Shell’s National Gallery patronage wasn’t the only scalp collected by activists for ethical fundraising in 2018. In August, the Van Gogh Museum and the Mauritshuis each wound down their own multi-year relationships with the oil giant. Those results were determined by “mutual decision,” if you choose to believe a statement from Shell Nederland. However, demonstrators had intensified their actions at both museums in the preceding months, and it’s at least fair to wonder whether institutional leadership knew before the rest of us that the National Gallery and Shell had set a nascent precedent with their own annulment.
The activity wasn’t all about oil, either. Last fall, the Met and the Brooklyn Museum both rejected funds offered by Saudi Arabia for the wide-ranging Arab Art & Education Initiative. Those decisions came in the aftermath of the suspected murder of Saudi expatriate-journalist Jamal Khashogghi, which US intelligence officials and congressmen would later conclude originated from a direct order by crown prince Mohammed bin Salman.

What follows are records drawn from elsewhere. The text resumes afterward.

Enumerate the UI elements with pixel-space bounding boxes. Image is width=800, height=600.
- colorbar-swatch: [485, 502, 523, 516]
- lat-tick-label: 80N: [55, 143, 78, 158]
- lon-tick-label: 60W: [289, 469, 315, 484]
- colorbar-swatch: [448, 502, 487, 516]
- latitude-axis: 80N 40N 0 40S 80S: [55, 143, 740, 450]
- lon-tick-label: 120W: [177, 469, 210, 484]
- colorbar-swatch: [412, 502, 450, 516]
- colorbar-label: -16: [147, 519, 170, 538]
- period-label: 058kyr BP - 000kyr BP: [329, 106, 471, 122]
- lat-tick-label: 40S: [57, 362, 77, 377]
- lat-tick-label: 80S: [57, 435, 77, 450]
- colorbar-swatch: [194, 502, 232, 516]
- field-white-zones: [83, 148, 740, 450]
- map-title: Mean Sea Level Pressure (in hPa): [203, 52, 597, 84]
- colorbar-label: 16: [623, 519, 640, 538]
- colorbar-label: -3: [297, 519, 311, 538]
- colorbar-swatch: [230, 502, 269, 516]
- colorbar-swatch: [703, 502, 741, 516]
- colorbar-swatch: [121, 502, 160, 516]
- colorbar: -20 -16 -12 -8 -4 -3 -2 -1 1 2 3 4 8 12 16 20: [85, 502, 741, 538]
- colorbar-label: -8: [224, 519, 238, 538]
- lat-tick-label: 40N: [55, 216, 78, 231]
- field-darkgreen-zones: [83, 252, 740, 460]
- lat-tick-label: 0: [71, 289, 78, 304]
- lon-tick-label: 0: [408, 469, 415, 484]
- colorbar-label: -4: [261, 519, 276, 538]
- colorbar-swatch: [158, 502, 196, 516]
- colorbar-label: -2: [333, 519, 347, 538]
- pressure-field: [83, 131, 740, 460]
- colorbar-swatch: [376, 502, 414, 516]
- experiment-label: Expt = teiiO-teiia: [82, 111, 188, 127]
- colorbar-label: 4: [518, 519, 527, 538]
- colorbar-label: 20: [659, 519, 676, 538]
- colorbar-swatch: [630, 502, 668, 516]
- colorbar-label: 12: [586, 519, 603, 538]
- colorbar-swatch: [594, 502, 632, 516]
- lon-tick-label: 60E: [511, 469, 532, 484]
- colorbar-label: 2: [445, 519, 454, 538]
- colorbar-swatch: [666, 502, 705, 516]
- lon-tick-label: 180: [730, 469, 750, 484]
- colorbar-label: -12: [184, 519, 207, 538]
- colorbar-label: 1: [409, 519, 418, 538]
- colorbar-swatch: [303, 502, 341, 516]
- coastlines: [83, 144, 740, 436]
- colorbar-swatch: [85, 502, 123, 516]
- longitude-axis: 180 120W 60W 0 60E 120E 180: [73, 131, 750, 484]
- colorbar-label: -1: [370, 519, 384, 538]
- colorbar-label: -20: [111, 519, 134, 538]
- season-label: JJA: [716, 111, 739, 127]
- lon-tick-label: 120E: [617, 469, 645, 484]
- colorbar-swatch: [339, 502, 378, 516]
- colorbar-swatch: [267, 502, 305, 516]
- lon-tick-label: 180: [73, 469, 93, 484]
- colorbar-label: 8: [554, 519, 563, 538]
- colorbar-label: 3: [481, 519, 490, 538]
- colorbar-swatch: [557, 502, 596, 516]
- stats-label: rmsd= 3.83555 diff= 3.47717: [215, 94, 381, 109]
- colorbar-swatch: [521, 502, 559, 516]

Through the Overton Window, it’s not hard to daisy-chain these events into a narrative about advancing progress on ethical fundraising at arts institutions—one that the freeze on new Sackler funding extends even further than ever.
STORYTELLING OR HISTORY-MAKING?
How does this narrative progress? Despite their protestations to the contrary, the National Gallery, Van Gogh Museum, and Mauritshuis all seem to have caved to public pressure over Shell’s patronage, but only after accepting funding for six years or more. By contrast, the Met and the Brooklyn Museum doubled back to decline Saudi funding within only a few weeks of the Khashoggi debacle (although a legitimate argument exists that Saudi human-rights violations should have complicated, if not severed, those relationships decades earlier).
The Sackler bombshell opens the Overton Window even wider. It isn’t just that the National Portrait Gallery and Tate announced refusals of the family’s money in short order (and, to a lesser extent, the Guggenheim, which said in a statement that the museum has not been offered any Sackler funding since 2015 and currently has “no plans” to receive more). It’s that those rejections at least seem to have contributed to the Sackler Trust and the Sackler Foundation deciding to stop trying to give money to anyone else, too. If you want ethically pure philanthropy to be the standard, that’s a real step forward.
There are caveats to this narrative, of course. As Halperin pointed out, Mortimer and Raymond Sackler’s fortunes continue to fuel other philanthropic entities that have not announced any moratorium on donations, including the Mortimer and Theresa Sackler Foundation and the Raymond and Beverly Sackler Foundation. It’s also fair to wonder whether the Sackler Trust and the Foundation would have hit pause on their giving if Purdue Pharma (and, at least in Massachusetts and New York, select Sackler family members) weren’t engulfed in a gauntlet of lawsuits.
Still, these outside factors don’t negate the effects of actions by arts activists. However many hands are pushing, the Overton Window for ethical philanthropy seems to be moving farther and faster than I’ve seen in my lifetime.
That should hearten groups like BP or Not to BP? on its targeting of the British Museum over patronage from (you guessed it) BP, and Decolonize This Place on its targeting of the Whitney over trustee Warren B. Kanders. And it should also cue even traditionally skeptical observers like me to the possibility that maybe, just maybe, even bigger changes than we imagined might fit through the opening soon.